First Sunday of Lent
February 22, 2015
I recall that way back in 1988, The Detroit Free Press committed the entire front page of the entertainment section of the Sunday paper to a movie which had just been released called “The Last Temptation of Christ.” It was the first that I had heard of the film directed by Martin Scorsese, and I was excited by the possibility that Hollywood had finally done something right. Within a few paragraphs, however, I made up my mind that I would not see the movie. Much of the article laid out the criticisms of the film by the Church, leaving me convinced that the movie was “condemned.”

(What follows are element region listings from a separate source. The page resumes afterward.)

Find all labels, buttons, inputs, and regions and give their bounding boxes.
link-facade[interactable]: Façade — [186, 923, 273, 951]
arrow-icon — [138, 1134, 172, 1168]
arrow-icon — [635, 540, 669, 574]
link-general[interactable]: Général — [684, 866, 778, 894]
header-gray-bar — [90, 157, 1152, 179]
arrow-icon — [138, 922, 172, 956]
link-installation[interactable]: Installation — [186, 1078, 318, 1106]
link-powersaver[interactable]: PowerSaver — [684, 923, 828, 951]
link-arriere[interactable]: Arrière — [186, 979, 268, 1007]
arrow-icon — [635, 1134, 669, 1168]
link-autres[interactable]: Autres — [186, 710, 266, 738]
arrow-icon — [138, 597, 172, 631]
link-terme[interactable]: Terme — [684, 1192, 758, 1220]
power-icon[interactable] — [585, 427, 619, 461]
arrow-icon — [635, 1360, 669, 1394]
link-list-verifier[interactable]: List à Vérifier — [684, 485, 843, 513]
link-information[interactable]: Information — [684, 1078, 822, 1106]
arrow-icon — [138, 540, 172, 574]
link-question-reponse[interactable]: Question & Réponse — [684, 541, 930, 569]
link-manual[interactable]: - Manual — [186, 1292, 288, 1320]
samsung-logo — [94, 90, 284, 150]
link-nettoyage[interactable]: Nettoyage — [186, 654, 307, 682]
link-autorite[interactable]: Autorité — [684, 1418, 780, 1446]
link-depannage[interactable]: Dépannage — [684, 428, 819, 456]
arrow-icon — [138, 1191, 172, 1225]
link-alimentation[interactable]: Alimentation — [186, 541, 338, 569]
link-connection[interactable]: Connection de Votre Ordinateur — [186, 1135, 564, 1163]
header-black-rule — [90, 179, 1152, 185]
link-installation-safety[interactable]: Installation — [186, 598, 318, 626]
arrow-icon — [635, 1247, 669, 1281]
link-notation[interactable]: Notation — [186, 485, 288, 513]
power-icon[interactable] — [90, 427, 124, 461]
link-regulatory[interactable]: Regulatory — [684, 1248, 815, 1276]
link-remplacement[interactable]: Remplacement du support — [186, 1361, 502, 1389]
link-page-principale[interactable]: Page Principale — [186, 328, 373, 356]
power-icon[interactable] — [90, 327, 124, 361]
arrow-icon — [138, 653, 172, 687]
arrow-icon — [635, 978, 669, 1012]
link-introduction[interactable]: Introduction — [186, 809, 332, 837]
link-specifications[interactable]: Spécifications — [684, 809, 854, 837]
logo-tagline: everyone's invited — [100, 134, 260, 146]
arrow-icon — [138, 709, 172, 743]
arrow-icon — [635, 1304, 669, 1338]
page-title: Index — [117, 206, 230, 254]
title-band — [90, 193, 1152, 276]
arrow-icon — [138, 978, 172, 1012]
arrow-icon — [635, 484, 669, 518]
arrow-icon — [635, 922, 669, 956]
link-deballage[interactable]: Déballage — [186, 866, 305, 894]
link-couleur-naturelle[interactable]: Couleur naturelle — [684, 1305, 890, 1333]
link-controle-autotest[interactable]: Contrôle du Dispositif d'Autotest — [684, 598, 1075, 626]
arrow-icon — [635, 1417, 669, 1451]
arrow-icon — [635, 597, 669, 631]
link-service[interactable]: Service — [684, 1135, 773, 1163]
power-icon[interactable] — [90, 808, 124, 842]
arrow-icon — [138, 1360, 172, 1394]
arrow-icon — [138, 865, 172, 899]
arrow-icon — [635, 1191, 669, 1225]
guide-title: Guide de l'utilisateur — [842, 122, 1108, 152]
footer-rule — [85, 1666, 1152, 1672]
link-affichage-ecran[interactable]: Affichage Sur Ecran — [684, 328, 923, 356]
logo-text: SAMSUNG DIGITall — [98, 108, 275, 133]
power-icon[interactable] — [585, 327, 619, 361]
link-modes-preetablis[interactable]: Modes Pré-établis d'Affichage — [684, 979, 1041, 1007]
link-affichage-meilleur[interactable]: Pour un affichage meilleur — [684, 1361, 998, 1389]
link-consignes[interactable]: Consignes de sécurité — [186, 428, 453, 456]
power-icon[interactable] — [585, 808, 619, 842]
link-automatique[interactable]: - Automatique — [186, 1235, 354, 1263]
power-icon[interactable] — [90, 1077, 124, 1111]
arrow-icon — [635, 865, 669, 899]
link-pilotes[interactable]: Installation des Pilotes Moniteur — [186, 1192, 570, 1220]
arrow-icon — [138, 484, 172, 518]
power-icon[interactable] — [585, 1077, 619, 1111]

Fast-forward about 10 years. I was taking a class called Christology (the study of Christ) in preparation for Ordination. I was shocked when the professor not only recommended, but mandated that the class view the movie. What I discovered was that the film was not the typical “life of Christ” movie that used the Gospel as its script. Instead, this film took what might be called artistic license, telling the story in a way that used different images and symbols in order to convey what the Sacred Texts first reported. For me, Jesus’ temptation in the desert was especially powerful.
True to the Scriptures, the film depicted Jesus, fresh from the waters of baptism, journeying out into the desert. He picked up a long branch and purposefully drew a circle in the sand and then sat down in its center and began His meditation. As the 40 days drew to a close, an enormous cobra slithered up to the edge of the circle, reared up so that it was eye level with Jesus, and, in an alluring and seductive female voice, began to tempt the Lord with suggestions of earthly pleasures. The loathsome snake hearkened back to Eve’s conversation with the serpent in the Garden. Unlike Adam and Eve, Jesus angrily dismissed the cobra.
Shortly thereafter, a majestic and powerful lion approached. In a strong, masculine, and markedly arrogant voice, the lion listed all of the things that made Jesus a force to reckon with. The lion offered a plan for Jesus to take control of the world. Jesus quickly sent the lion, a symbol of pride, off into the darkness, clearly preferring God’s plans for His time in this world.
Following the second temptation, a brilliant pillar of flame shot up from the desert floor. Jesus mistook this manifestation as an archangel. Reminiscent of the pillar of flame that guarded the camp of the Israelites during their time in the desert, the flame was warm and comforting. Jesus greeted what He thought to be a heavenly messenger, but soon realized that the message was not from God. The voice from the pillar of flame was calm and ethereal, and gently tried to persuade Jesus to put His Divine powers to purposes contrary to the will of God. Jesus extinguished the flame, but the voice was not silenced, and promised to return.
The three temptations, although not portrayed in the detail given by Matthew, Mark, Luke, and John, nevertheless conveyed the nature and intensity of Jesus’ struggles. The scene from the movie was memorable.
So, fast-forward several more years. Remembering the striking way in which the Lord’s Temptation was filmed in the Scorsese movie, I decided to use it in a Lenten program in the parish where I was serving. My first stop was at the local library, where I was told that the film was removed from circulation because of strong objections from fundamentalist Christians. My next stop was at the video store. There, the manager explained that each time he offered a copy in for rental, it “disappeared.” He had a sense that would continue to happen and did not re-order it. Simply put, some people “condemned the film” because it made Jesus too human for their sensitivities, while at the same time, others praised the movie as offering something the Gospels do not always clearly convey: a vivid picture of Jesus’ humanity.
This reflection is not meant to promote the film. Rather, it is using the varied reactions to the Hollywood production to demonstrate how some Christians focus solely on the truth that Jesus was fully Divine. Others appreciate that The Lord was also fully human, and as such, wrestled with the same temptations that all humankind face. In fact, it’s extremely important to image Jesus in both natures. When we fixate on either His Divinity or His humanity, at the expense of the other, we miss the fullness of His mission.
Think of it this way: Throughout his teachings and writings, St. Francis de Sales often stresses that when we are human, it is then we are more in touch with that within us that is Divine. In those instances where Jesus faced off against evil, and overpowered every kind of temptation, He gives us an example of what it means to be FULLY HUMAN; that is, the way we were before the first parents were misled by the serpent.
Lent is a time for us to strive for that experience…the experience of being FULLY HUMAN…human as Jesus was…human to the point that we can resist those things that tempt us…to be less than we were created to be…FULLY HUMAN.
And so…draw a circle in the sand and stand in the center of it for 40 days. Drive out the serpents that approach with alluring invitations. Tame the lions that are hungry to devour your good intentions. Extinguish the flames of passion. Walk only in the Light of Christ. Our time in the desert has begun. Use this Lent to experience what it means to be FULLY HUMAN…so that, someday, you will know what it is to be FULLY DIVINE.